An agent-turned-whistleblower informed the House select panel on the weaponization of the federal government that the FBI issued a threat tag. This happened after the Supreme Court overturned Roe v. Wade last year, but it “changed” to focus on pro-life groups.
Breaking Cases Into Multiple Files
FBI Special Agent Garret O’Boyle, from the Kansas City Field Office Wichita Unit, stated the FBI ordered him to break one domestic terrorism file into “four other cases” to show Congress an inflow of cases.
O’Boyle claimed the FBI devised the threat tag “THREATSTOSCOTUS2022” for the pro-life assignment, following the high court’s ruling which reversed Roe v. Wade and restored abortion to the states.
FBI Special Agent Garret O’Boyle also said the FBI made him divide one domestic terrorism case into "four different cases," in what he described as an effort by the bureau to be able to show Congress an influx of domestic terrorism cases https://t.co/LVB2oB6GZI
— Peter J. Hasson (@peterjhasson) March 2, 2023
After the judgment, O’Boyle argued the threat tag was justified since intimidating a Supreme Court officer is a federal felony. The FBI has tracked similar incidents using tags.
O’Boyle noted this threat tag moved to pro-life adherence.
He asked the panel, “Why are you focused on pro-life individuals?” in a transcript acquired by Fox News Digital. Pro-choice activists protest or threaten Supreme Court judges’ homes.
O’Boyle stated the FBI wanted investigators to investigate pregnancy facilities.
They would be threatened because people felt abortion was suddenly prohibited, but it was only referred back to the states, he said, noting the assignment seemed unusual at the time.
Then, O’Boyle was given a request for a collection and told to ask his sensitive human source, which he stated was pro-life, many questions concerning Supreme Court threats.
FBI Special Agent Garret O’Boyle, from the Kansas City Field Office, said the FBI made him divide one domestic terrorism case into "four different cases," in what he described as an effort by the bureau to be able to show Congress an influx of domestic terrorism cases.
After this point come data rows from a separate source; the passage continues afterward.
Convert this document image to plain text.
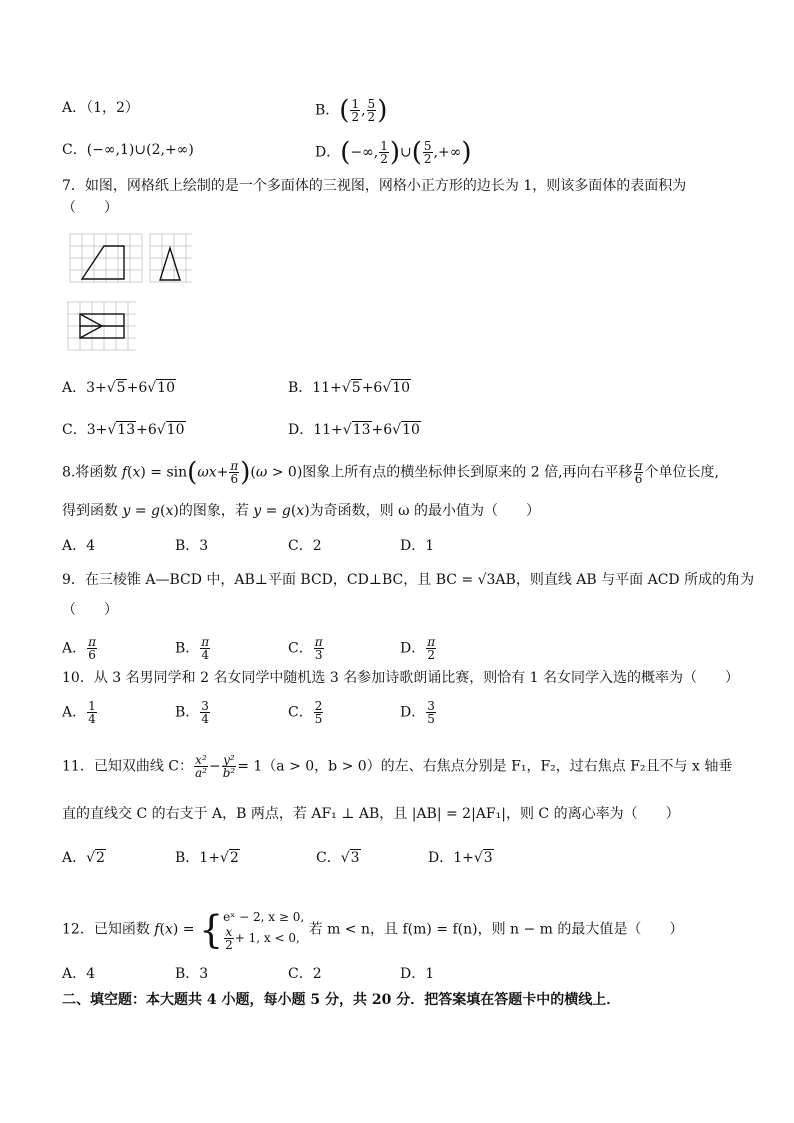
A．（1，2）	B．( $\frac{1}{2}$ , $\frac{5}{2}$ )
C．(−∞,1)∪(2,+∞)	D．(−∞, $\frac{1}{2}$ )∪( $\frac{5}{2}$ ,+∞)
7．如图，网格纸上绘制的是一个多面体的三视图，网格小正方形的边长为 1，则该多面体的表面积为
（　　）
A．3+√5+6√10	B．11+√5+6√10
C．3+√13+6√10	D．11+√13+6√10
8.将函数 $f(x) = \sin(\omega x+ \frac{\pi}{6} )(\omega > 0)$图象上所有点的横坐标伸长到原来的 2 倍,再向右平移 $\frac{\pi}{6}$ 个单位长度,
得到函数 y = g(x)的图象，若 y = g(x)为奇函数，则 ω 的最小值为（　　）
A．4	B．3	C．2	D．1
9．在三棱锥 A—BCD 中，AB⊥平面 BCD，CD⊥BC，且 BC = √3AB，则直线 AB 与平面 ACD 所成的角为
（　　）
A． $\frac{\pi}{6}$	B． $\frac{\pi}{4}$	C． $\frac{\pi}{3}$	D． $\frac{\pi}{2}$
10．从 3 名男同学和 2 名女同学中随机选 3 名参加诗歌朗诵比赛，则恰有 1 名女同学入选的概率为（　　）
A． $\frac{1}{4}$	B． $\frac{3}{4}$	C． $\frac{2}{5}$	D． $\frac{3}{5}$
11．已知双曲线 C： $\frac{\text{x²}}{\text{a²}} - \frac{\text{y²}}{\text{b²}} = 1(a > 0$，b > 0）的左、右焦点分别是 F₁，F₂，过右焦点 F₂且不与 x 轴垂
直的直线交 C 的右支于 A，B 两点，若 AF₁ ⊥ AB，且 |AB| = 2|AF₁|，则 C 的离心率为（　　）
A．√2	B．1+√2	C．√3	D．1+√3
12．已知函数 f(x) = {eˣ − 2, x ≥ 0,

$\frac{x}{2} + 1$, x < 0, 若 m < n，且 f(m) = f(n)，则 n − m 的最大值是（　　）
A．4	B．3	C．2	D．1
二、填空题：本大题共 4 小题，每小题 5 分，共 20 分．把答案填在答题卡中的横线上．
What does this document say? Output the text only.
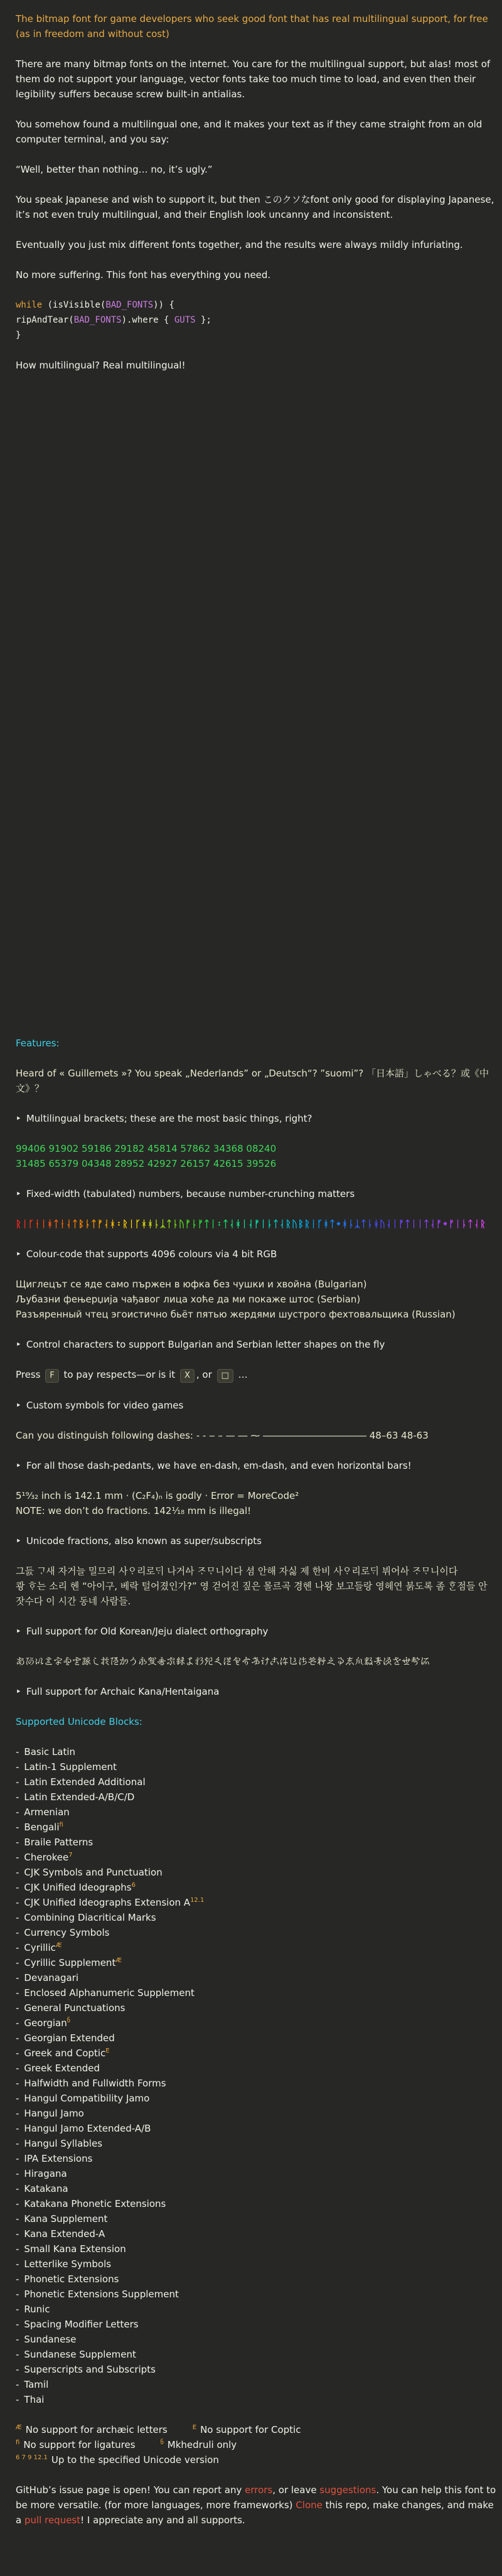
The bitmap font for game developers who seek good font that has real multilingual support, for free (as in freedom and without cost)
There are many bitmap fonts on the internet. You care for the multilingual support, but alas! most of them do not support your language, vector fonts take too much time to load, and even then their legibility suffers because screw built-in antialias.
You somehow found a multilingual one, and it makes your text as if they came straight from an old computer terminal, and you say:
“Well, better than nothing… no, it’s ugly.”
You speak Japanese and wish to support it, but then このクソなfont only good for displaying Japanese, it’s not even truly multilingual, and their English look uncanny and inconsistent.
Eventually you just mix different fonts together, and the results were always mildly infuriating.
No more suffering. This font has everything you need.
while (isVisible(BAD_FONTS)) {
ripAndTear(BAD_FONTS).where { GUTS };
}
How multilingual? Real multilingual!
Features:
Heard of « Guillemets »? You speak „Nederlands” or „Deutsch“? ”suomi”? 「日本語」しゃべる？或《中文》？
‣ Multilingual brackets; these are the most basic things, right?
99406 91902 59186 29182 45814 57862 34368 08240
31485 65379 04348 28952 42927 26157 42615 39526
‣ Fixed-width (tabulated) numbers, because number-crunching matters
ᚱᛁᚴᚽᛁᚼᛏᚽᛆᛏᛒᚿᛏᚠᛆᚼ᛬ᚱᛁᚴᚼᚼᚿᛣᛏᚿᚢᚠᚿᚠᛏᛁ᛬ᛏᛆᚼᛁᛆᚠᛁᚿᛏᛆᚱᚢᛒᚱᛁᚴᚼᛏ᛭ᚼᚿᛣᛏᚿᚼᚢᛆᛁᚠᛏᛁᛁᛏᛆᚠ᛭ᚠᛁᚿᛏᛆᚱ
‣ Colour-code that supports 4096 colours via 4 bit RGB
Щиглецът се яде само пържен в юфка без чушки и хвойна (Bulgarian)
Љубазни фењерџија чађавог лица хоће да ми покаже штос (Serbian)
Разъяренный чтец эгоистично бьёт пятью жердями шустрого фехтовальщика (Russian)
‣ Control characters to support Bulgarian and Serbian letter shapes on the fly
Press F to pay respects—or is it X , or □ …
‣ Custom symbols for video games
Can you distinguish following dashes: - ‐ ‒ – — ― ⁓ ――――――――――― 48–63 48-63
‣ For all those dash-pedants, we have en-dash, em-dash, and even horizontal bars!
5¹⁹⁄₃₂ inch is 142.1 mm · (C₂F₄)ₙ is godly · Error = MoreCode²
NOTE: we don’t do fractions. 142⅟₁₈ mm is illegal!
‣ Unicode fractions, also known as super/subscripts
그듨 ᄀᆞ새 자거늘 밀므리 사ᄋᆞ리로ᄃᆡ 나거ᅀᅡ ᄌᆞᄆᆞ니ᅌᅵ다 셤 안해 자싫 제 한비 사ᄋᆞ리로ᄃᆡ 뷔어ᅀᅡ ᄌᆞᄆᆞ니ᅌᅵ다
쾅 ᄒᆞ는 소리 헨 “아이구, 베락 털어졌인가?” 영 걷어진 짚은 몰르곡 경헨 나왕 보고들랑 영헤연 붉도록 좀 ᄒᆞᆫ점들 안 잣수다 이 시간 동네 사람들.
‣ Full support for Old Korean/Jeju dialect orthography
𛀂𛀄𛀆𛀈𛀊𛀌𛀎𛀐𛀒𛀔𛀖𛀘𛀚𛀜𛀞𛀠𛀢𛀤𛀦𛀨𛀪𛀬𛀮𛀰𛀲𛀴𛀶𛀸𛀺𛀼𛀾𛁀𛁂𛁄𛁆𛁈𛁊𛁌𛁎𛁐𛁒𛁔𛁖𛁘
‣ Full support for Archaic Kana/Hentaigana
Supported Unicode Blocks:
- Basic Latin
- Latin-1 Supplement
- Latin Extended Additional
- Latin Extended-A/B/C/D
- Armenian
- Bengali$^{fi}$
- Braile Patterns
- Cherokee$^7$
- CJK Symbols and Punctuation
- CJK Unified Ideographs$^6$
- CJK Unified Ideographs Extension A$^{12.1}$
- Combining Diacritical Marks
- Currency Symbols
- Cyrillic$^Æ$
- Cyrillic Supplement$^Æ$
- Devanagari
- Enclosed Alphanumeric Supplement
- General Punctuations
- Georgian$^ნ$
- Georgian Extended
- Greek and Coptic$^E$
- Greek Extended
- Halfwidth and Fullwidth Forms
- Hangul Compatibility Jamo
- Hangul Jamo
- Hangul Jamo Extended-A/B
- Hangul Syllables
- IPA Extensions
- Hiragana
- Katakana
- Katakana Phonetic Extensions
- Kana Supplement
- Kana Extended-A
- Small Kana Extension
- Letterlike Symbols
- Phonetic Extensions
- Phonetic Extensions Supplement
- Runic
- Spacing Modifier Letters
- Sundanese
- Sundanese Supplement
- Superscripts and Subscripts
- Tamil
- Thai
$^Æ$ No support for archæic letters	$^E$ No support for Coptic
$^{fi}$ No support for ligatures	$^ნ$ Mkhedruli only
$^{6 7 9 12.1}$ Up to the specified Unicode version
GitHub’s issue page is open! You can report any errors, or leave suggestions. You can help this font to be more versatile. (for more languages, more frameworks) Clone this repo, make changes, and make a pull request! I appreciate any and all supports.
— Mark Nantz (@BullseyeBanjo) March 2, 2023
O’Boyle alleged the FBI retaliated for his protected disclosures to Congress.
Statement From The FBI
After being suspended, O’Boyle declared the FBI barred him from obtaining his personal items from a Virginia storage firm contracted by the agency. O’Boyle estimates he paid $10,000 to get his stuff from FBI storage.
O’Boyle told the panel that the FBI was being politicized against agents or anyone who wanted to speak out about agency wrongdoing before this. The FBI later informed Fox News Digital that violence and threats are their priority.
The FBI stated it would rigorously investigate any danger or use of violence by someone who cites extreme ideas to justify their acts, regardless of motivation or topic. They don’t investigate political or social ideas.
Shortly thereafter, the agency declined to discuss specific danger tags, but reminded the public of their purpose. It added that tags are statistical tools for data analysis and reporting. Threat tags do not modify the FBI’s threat prioritization or investigative criteria.
The FBI said tags tracked narcotics and human trafficking. The FBI also denied that it manipulates domestic terrorism numbers.
Domestic terrorism needs a probable federal criminal offense and the improper use or threat of violent force to advance political or social goals for the FBI to investigate.
The FBI said it follows the facts and never investigates based on First Amendment behavior.This article appeared in NewsHouse and has been published here with permission.